The big man rode his stallion home later that night, actually a little before dawn. He landed shoulder first in a ditch by the side of the road, swore at the animal and the moon, somehow remounted the less than cooperative stallion, and eventually made his way home. The horse’s hooves pounded by a sea of stockyards where his prize beef herds were kept. The bulls and the steers slept curled-up on the ground, like giant stones. But in a yard nearby some of the cows had been lowing loudly. Today many of the calves were weaned. The heartsick cows called, each to her own calf. And the frightened weanlings sounded plaintive and helpless, beckoning from a mile around the bend, each to its own mother’s voice in the twilight.

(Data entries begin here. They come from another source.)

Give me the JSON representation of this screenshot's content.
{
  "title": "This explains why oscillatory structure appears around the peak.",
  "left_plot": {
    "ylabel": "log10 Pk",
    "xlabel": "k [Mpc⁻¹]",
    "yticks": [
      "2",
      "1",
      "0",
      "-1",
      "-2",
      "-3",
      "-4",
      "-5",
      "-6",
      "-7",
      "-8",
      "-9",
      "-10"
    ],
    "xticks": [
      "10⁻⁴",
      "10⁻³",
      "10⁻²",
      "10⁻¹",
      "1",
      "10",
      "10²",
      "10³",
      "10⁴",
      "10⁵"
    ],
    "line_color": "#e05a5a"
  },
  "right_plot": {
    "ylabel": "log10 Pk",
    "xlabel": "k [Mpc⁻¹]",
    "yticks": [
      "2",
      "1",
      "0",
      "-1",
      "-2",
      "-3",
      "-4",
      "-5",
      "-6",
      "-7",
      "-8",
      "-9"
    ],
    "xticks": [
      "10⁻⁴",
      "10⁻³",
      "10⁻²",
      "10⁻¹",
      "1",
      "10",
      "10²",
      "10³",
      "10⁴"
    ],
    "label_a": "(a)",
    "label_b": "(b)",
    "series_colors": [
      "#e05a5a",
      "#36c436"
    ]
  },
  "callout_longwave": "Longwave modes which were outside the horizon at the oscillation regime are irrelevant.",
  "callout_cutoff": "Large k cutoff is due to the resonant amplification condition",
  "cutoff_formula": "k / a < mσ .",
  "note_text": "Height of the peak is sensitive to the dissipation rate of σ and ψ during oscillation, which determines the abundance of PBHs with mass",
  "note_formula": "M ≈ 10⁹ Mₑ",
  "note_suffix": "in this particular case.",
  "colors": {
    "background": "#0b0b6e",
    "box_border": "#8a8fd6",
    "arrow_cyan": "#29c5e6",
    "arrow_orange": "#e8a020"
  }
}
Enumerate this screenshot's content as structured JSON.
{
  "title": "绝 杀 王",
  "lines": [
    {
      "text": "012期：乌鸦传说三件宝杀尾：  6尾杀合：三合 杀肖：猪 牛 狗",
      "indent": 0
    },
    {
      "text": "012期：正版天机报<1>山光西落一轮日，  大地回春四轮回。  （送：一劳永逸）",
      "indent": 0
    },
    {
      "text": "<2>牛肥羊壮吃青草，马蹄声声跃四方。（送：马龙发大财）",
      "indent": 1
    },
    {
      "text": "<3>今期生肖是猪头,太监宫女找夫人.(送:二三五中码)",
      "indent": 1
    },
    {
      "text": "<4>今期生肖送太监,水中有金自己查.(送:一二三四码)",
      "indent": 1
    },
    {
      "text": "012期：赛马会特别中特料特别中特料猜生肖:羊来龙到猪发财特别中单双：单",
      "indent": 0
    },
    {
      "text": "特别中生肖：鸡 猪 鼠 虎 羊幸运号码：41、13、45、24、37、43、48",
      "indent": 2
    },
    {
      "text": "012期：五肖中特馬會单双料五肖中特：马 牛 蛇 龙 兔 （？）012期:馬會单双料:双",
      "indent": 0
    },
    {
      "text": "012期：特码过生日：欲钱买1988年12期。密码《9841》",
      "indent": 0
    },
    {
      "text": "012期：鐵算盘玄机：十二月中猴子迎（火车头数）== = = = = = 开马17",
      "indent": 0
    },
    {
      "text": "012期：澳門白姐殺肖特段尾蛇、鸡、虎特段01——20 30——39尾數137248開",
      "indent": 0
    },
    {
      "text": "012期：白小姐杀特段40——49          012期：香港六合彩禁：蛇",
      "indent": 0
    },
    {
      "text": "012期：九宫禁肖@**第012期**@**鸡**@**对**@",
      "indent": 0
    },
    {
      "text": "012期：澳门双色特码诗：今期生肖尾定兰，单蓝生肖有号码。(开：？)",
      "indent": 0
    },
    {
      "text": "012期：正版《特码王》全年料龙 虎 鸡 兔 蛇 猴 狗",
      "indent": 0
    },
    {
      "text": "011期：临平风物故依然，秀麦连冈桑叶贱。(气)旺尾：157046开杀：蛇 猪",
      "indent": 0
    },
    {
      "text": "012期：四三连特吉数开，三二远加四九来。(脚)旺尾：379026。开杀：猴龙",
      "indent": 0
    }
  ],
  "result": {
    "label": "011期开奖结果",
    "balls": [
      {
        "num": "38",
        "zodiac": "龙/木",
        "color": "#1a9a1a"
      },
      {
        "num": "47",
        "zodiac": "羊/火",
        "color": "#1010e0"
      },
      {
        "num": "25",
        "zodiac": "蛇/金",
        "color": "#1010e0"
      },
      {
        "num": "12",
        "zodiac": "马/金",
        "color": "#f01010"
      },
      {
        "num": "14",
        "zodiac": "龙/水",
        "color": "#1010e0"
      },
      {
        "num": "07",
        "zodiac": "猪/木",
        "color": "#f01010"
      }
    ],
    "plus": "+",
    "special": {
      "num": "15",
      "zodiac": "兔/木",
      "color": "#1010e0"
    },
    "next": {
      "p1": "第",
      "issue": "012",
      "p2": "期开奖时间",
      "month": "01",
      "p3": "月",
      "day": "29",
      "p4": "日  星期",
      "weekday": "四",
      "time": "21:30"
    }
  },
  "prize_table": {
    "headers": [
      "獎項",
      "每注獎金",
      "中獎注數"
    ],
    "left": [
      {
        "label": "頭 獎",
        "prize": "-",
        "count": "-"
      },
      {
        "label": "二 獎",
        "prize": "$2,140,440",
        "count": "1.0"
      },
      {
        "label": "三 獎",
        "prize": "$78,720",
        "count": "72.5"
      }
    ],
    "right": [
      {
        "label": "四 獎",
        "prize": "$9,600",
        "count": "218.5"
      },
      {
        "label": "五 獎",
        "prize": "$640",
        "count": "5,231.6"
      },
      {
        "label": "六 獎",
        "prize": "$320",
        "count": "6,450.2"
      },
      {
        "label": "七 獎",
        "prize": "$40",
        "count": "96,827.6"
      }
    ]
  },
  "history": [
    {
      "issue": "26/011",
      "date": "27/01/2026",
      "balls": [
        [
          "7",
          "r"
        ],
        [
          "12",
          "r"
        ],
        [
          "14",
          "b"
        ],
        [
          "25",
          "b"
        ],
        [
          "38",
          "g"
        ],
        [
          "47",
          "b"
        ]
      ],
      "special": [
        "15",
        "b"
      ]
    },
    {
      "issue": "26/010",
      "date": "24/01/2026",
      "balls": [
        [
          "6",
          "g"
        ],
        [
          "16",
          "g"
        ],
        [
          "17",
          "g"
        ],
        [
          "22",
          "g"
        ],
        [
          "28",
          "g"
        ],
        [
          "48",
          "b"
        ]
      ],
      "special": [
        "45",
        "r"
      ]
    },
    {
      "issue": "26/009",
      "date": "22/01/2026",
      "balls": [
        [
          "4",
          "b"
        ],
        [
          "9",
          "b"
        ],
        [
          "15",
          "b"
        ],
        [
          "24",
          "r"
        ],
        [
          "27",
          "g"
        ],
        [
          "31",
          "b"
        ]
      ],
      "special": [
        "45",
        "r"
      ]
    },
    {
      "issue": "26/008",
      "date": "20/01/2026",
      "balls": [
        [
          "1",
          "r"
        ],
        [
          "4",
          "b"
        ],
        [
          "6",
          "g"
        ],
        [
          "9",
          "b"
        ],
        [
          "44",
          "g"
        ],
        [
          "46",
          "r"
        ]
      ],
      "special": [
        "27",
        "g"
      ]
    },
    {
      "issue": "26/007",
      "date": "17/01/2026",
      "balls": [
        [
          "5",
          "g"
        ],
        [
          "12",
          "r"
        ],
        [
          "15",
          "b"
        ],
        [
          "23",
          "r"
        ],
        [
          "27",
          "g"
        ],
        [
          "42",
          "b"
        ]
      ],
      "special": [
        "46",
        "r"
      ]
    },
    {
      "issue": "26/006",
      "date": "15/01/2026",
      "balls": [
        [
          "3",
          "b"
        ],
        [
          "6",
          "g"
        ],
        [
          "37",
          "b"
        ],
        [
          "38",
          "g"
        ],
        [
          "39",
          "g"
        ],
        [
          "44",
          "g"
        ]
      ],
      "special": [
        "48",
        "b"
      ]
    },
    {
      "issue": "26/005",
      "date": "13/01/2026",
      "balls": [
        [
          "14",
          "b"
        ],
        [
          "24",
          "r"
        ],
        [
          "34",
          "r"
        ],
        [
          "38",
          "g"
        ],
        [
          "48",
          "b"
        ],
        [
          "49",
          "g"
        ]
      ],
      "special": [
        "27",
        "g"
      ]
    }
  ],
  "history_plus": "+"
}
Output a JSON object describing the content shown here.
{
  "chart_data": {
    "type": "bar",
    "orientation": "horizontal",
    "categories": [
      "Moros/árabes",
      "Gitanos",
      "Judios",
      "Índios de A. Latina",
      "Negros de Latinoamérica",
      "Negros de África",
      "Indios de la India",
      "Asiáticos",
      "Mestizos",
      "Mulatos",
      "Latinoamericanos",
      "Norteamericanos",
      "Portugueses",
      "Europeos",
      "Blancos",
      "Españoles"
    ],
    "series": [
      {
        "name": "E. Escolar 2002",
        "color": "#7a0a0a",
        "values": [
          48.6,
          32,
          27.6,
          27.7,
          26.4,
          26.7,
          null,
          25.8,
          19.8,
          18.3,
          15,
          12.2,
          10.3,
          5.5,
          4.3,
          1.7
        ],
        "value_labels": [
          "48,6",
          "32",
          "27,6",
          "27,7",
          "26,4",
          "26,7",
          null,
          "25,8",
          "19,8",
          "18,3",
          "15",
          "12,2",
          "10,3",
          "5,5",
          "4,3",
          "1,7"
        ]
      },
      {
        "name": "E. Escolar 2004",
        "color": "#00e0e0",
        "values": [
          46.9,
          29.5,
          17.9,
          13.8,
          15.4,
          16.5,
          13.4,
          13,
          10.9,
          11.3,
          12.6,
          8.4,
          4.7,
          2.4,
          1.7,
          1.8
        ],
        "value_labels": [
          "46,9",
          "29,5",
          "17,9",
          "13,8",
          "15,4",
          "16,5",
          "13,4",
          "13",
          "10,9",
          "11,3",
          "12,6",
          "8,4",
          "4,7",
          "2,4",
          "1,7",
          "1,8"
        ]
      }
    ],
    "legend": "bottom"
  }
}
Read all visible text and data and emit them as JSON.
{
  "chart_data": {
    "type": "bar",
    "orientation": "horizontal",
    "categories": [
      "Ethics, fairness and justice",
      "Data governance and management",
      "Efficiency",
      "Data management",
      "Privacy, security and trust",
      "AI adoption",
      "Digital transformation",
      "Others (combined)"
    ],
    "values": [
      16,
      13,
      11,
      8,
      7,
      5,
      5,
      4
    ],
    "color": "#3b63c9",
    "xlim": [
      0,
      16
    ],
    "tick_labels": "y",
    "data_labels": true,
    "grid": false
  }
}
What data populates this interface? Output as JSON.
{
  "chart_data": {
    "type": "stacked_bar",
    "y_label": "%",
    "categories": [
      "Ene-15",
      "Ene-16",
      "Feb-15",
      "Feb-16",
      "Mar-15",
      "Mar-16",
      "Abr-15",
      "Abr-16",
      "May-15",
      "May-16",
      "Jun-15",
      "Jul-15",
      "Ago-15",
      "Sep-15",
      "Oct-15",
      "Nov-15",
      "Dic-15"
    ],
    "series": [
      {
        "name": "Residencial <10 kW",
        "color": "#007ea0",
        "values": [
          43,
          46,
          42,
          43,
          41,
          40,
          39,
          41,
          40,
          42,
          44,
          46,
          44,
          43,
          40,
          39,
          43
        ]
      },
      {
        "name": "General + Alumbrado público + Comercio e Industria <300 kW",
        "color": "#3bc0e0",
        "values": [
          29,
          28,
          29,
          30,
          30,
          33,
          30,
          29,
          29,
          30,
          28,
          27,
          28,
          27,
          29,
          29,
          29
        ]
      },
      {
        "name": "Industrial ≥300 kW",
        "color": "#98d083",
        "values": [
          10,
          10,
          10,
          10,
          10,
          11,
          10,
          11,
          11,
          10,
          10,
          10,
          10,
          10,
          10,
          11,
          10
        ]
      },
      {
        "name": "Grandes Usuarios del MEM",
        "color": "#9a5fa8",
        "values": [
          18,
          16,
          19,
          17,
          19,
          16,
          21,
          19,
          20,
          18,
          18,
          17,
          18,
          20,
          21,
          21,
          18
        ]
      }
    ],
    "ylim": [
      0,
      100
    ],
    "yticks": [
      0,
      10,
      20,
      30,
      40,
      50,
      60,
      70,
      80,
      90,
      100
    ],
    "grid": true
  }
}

Aguado rode by his corrals and paddocks, by several large barns where his numerous thoroughbred Andalusians were kept. The horses perked their ears forward then far back, tamping the ground when they heard him. It was near daylight when he hammered the ranch hand’s shack and deposited his animal, then went to the house. There, his wife lay awake but motionless in bed. Would he be a mean drunk tonight?
At last he staggered upstairs in the dim blue light of dawn. He stared at his wife from their bedroom doorway while swaying from side to side. Then Aguado lumbered forward and fell, face down, into bed. He slept. He snored and did not dream. Docille sighed and patted the thick wavy hair on his head while her heart and her breathing calmed.